To perform genome-wide association analysis on the metabolites that are potential endotypes of heart failure survival, typical GWAS protocol was used to link genome-wide SNPs with each metabolite and overall PMP. SNPs were coded as 0, 1 or 2 copies of the minor alleles. The primary analysis was performed for PMP and then secondary analyses for each of its component metabolites. A linear regression model implemented in PLINK was tested between SNP dosage and quantitative traits, with adjustment of the top 5 principal components (PC) (25). PCs were estimated from linkage disequilibrium pruned SNP sets using R package “Genesis” (26). Single variant association was done separately for EA and AA. To adopt a more powerful two-stage GWAS analysis across ethnic groups, AA GWAS was used as discovery analysis, while EA GWAS was used for replication. METAL was then used to combine their summary statistics together by fixed-effect meta-analysis (27). The significance threshold was set at 5 × 10−8 for SNP-level analysis.
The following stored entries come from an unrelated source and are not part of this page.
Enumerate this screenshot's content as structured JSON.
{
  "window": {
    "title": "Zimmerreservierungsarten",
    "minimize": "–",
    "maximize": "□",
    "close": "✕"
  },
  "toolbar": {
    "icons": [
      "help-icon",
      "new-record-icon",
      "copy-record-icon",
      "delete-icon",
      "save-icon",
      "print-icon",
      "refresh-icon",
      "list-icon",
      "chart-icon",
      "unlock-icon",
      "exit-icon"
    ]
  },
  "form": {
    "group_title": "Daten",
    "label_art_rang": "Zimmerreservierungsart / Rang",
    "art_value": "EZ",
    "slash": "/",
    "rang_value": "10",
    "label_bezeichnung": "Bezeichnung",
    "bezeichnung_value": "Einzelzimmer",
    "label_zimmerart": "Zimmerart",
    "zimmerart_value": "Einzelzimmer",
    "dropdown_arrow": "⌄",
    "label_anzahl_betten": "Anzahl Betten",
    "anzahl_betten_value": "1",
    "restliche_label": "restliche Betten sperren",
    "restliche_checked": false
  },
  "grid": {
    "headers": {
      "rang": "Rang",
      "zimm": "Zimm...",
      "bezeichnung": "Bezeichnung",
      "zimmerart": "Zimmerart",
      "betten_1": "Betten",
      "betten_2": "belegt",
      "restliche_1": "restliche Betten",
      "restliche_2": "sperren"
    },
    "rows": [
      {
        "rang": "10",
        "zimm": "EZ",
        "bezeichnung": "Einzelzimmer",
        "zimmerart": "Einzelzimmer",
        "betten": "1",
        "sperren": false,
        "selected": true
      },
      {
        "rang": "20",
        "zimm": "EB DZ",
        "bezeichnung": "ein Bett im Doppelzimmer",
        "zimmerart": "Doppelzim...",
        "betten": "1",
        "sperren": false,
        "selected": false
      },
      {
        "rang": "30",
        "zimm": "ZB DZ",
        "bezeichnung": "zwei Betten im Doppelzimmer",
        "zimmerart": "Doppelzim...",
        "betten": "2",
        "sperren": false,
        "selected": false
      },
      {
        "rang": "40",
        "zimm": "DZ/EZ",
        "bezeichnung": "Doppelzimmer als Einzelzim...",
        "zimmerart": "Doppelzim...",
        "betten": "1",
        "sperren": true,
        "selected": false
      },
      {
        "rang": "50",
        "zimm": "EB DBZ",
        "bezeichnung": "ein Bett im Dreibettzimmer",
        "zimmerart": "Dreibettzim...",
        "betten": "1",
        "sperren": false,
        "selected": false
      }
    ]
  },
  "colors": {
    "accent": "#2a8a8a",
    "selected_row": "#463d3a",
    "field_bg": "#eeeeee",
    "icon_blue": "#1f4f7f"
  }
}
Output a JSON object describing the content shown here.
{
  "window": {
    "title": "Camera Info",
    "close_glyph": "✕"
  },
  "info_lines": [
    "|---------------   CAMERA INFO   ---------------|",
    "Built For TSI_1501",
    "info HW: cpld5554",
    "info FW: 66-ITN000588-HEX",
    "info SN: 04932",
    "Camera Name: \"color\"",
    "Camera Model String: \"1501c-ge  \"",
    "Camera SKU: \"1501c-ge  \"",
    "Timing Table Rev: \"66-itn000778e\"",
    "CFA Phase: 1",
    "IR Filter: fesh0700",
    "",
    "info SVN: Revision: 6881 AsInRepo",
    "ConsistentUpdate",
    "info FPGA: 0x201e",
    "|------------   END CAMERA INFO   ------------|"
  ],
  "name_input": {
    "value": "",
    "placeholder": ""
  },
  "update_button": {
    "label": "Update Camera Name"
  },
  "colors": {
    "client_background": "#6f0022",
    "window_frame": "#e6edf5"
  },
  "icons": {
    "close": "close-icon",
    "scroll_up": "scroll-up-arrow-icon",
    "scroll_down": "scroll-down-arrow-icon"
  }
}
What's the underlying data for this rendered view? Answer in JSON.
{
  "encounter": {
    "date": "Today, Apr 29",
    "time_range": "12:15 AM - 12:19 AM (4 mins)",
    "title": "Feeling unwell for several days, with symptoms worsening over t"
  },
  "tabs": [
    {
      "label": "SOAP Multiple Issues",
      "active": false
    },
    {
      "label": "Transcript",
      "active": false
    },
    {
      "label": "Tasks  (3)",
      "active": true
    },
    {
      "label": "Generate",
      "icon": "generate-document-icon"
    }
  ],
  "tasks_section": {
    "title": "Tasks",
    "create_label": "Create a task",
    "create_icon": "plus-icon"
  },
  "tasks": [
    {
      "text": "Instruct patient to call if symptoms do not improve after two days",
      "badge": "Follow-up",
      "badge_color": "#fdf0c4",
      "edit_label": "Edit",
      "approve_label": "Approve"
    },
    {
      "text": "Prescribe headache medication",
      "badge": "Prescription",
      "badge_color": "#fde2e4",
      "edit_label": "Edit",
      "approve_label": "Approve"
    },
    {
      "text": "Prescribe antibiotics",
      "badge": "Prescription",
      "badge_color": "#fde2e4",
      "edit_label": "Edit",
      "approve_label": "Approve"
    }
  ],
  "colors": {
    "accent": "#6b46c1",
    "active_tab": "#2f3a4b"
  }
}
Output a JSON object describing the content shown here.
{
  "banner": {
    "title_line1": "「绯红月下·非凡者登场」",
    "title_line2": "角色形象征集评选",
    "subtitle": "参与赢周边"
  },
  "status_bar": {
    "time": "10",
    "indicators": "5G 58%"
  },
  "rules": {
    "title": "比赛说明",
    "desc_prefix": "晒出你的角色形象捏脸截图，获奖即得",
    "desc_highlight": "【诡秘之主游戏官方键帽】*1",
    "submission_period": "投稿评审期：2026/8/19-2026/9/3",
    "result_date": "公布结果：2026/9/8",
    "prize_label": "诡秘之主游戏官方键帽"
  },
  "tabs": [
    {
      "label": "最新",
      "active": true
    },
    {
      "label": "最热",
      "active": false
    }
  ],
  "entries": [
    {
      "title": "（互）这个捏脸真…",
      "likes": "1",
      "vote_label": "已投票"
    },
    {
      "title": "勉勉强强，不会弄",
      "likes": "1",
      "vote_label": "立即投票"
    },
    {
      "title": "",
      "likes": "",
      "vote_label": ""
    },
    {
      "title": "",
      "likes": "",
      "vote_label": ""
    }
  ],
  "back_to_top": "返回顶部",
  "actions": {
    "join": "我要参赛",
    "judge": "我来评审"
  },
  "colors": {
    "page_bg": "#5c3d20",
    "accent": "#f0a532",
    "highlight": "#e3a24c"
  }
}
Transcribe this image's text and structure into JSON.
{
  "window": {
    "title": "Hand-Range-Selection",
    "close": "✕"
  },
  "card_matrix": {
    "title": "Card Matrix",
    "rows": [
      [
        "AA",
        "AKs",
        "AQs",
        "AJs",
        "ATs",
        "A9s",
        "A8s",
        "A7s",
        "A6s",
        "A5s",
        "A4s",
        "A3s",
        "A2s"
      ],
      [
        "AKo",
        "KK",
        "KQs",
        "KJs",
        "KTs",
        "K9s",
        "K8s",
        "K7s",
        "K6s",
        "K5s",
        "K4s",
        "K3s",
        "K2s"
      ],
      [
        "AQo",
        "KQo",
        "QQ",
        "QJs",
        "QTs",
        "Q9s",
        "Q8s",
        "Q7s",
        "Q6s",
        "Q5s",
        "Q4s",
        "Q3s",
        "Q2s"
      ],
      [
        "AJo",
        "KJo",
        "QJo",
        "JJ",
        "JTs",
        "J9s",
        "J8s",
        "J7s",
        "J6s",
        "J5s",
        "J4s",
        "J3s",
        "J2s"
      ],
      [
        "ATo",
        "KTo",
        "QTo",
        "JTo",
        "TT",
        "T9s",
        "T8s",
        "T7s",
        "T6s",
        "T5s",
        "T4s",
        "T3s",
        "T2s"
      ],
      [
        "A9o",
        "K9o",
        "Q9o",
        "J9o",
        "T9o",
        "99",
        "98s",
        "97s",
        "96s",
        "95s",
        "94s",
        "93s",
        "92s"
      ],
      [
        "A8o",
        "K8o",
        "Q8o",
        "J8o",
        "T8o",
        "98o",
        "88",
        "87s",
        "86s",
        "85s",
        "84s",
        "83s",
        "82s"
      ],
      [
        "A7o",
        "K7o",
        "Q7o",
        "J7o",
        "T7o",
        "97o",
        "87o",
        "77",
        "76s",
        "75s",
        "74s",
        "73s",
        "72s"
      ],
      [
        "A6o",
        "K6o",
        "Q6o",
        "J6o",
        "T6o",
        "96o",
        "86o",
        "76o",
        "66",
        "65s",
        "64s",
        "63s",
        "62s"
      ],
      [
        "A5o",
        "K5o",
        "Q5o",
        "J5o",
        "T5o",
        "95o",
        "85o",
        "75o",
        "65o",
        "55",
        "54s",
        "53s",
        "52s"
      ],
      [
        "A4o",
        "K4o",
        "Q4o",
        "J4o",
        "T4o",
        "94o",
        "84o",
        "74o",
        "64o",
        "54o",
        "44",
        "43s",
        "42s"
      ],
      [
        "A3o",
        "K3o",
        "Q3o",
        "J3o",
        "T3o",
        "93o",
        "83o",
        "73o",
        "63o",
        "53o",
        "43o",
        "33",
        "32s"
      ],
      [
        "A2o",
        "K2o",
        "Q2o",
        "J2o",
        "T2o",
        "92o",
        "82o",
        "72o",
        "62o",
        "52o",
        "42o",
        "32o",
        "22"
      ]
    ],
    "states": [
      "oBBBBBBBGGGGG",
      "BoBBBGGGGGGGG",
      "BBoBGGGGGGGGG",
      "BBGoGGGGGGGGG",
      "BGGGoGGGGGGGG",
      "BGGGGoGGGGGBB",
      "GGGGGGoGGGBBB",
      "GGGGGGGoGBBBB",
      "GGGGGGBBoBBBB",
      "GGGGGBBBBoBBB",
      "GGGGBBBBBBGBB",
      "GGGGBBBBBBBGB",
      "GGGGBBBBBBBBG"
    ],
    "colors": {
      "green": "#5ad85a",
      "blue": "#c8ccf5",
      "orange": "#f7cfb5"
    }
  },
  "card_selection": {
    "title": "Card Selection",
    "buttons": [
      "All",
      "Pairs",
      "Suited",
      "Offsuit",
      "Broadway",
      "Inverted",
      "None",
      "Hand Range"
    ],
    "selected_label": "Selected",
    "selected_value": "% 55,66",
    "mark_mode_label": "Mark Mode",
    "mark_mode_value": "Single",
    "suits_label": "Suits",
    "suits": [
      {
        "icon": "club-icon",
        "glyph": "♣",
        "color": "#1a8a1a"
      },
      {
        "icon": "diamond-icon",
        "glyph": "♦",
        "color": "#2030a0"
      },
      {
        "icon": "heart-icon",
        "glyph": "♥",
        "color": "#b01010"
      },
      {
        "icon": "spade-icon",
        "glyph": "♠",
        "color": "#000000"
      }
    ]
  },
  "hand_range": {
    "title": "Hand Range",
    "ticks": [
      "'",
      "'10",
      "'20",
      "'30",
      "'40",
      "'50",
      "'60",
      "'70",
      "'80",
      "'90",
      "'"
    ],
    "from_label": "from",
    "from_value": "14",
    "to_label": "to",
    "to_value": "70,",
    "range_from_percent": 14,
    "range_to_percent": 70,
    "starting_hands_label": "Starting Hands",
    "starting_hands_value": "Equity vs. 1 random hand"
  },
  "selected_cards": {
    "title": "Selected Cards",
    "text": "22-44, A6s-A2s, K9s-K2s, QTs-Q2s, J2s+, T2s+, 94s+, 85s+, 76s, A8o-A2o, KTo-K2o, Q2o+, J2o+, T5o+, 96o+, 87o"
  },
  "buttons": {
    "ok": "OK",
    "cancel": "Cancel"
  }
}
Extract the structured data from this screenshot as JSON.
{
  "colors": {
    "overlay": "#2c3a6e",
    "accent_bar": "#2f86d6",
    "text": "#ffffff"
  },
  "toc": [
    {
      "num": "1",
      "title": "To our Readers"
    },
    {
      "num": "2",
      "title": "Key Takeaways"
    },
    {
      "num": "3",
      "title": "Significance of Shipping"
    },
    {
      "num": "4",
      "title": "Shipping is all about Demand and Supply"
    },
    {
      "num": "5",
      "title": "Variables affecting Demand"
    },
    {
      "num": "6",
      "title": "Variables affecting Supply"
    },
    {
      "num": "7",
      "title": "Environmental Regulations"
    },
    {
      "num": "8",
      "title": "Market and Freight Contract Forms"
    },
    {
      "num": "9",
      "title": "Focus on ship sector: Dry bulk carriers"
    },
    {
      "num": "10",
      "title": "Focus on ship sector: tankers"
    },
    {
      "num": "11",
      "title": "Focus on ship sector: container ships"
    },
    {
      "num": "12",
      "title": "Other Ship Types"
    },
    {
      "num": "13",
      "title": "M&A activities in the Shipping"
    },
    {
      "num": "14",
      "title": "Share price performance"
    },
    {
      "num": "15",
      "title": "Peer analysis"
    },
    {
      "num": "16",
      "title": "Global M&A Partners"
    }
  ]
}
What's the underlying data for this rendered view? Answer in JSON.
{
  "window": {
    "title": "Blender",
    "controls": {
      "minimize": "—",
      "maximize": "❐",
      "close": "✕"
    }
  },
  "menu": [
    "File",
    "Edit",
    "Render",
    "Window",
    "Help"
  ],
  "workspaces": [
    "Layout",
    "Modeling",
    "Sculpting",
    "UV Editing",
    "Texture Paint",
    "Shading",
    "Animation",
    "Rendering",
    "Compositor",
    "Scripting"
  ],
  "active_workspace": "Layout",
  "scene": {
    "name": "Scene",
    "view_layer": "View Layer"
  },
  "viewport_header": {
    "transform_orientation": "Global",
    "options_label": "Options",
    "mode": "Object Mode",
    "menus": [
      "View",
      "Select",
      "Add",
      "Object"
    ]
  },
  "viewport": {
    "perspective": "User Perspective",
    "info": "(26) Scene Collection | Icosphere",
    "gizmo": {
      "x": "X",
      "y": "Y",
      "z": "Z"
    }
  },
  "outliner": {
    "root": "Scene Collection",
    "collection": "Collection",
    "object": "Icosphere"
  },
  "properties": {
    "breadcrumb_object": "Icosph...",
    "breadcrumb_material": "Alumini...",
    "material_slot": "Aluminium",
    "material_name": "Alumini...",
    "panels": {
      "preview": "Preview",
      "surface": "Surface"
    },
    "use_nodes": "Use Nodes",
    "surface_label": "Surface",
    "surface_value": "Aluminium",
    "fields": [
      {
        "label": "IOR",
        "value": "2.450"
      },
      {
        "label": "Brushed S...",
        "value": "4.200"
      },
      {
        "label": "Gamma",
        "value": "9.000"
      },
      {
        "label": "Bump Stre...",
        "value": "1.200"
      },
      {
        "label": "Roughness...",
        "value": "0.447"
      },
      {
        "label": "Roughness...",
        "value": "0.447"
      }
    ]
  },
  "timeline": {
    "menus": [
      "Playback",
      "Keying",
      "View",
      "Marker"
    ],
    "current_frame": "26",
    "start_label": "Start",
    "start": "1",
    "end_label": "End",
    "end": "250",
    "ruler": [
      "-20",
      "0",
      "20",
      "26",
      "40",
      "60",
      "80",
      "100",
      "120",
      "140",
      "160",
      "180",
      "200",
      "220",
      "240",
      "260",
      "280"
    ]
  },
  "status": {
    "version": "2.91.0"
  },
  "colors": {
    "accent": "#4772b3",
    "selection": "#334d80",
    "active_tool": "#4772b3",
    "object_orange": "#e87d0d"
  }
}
Bioinformatics functional annotation and pathway analyses

SNPs reaching genome-wide significance were interrogated for functional annotation (gene disrupting, expression quantitative trait locus, genomic regulation) that may link to HF pathology by public resources including The Encyclopedia of DNA Elements (ENCODE), Genotype-Tissue Expression (GTEx) and Human Metabolome database (HMDB) (28, 29) and metabolomics GWAS server (http://metabolomics.helmholtz-muenchen.de/gwas/).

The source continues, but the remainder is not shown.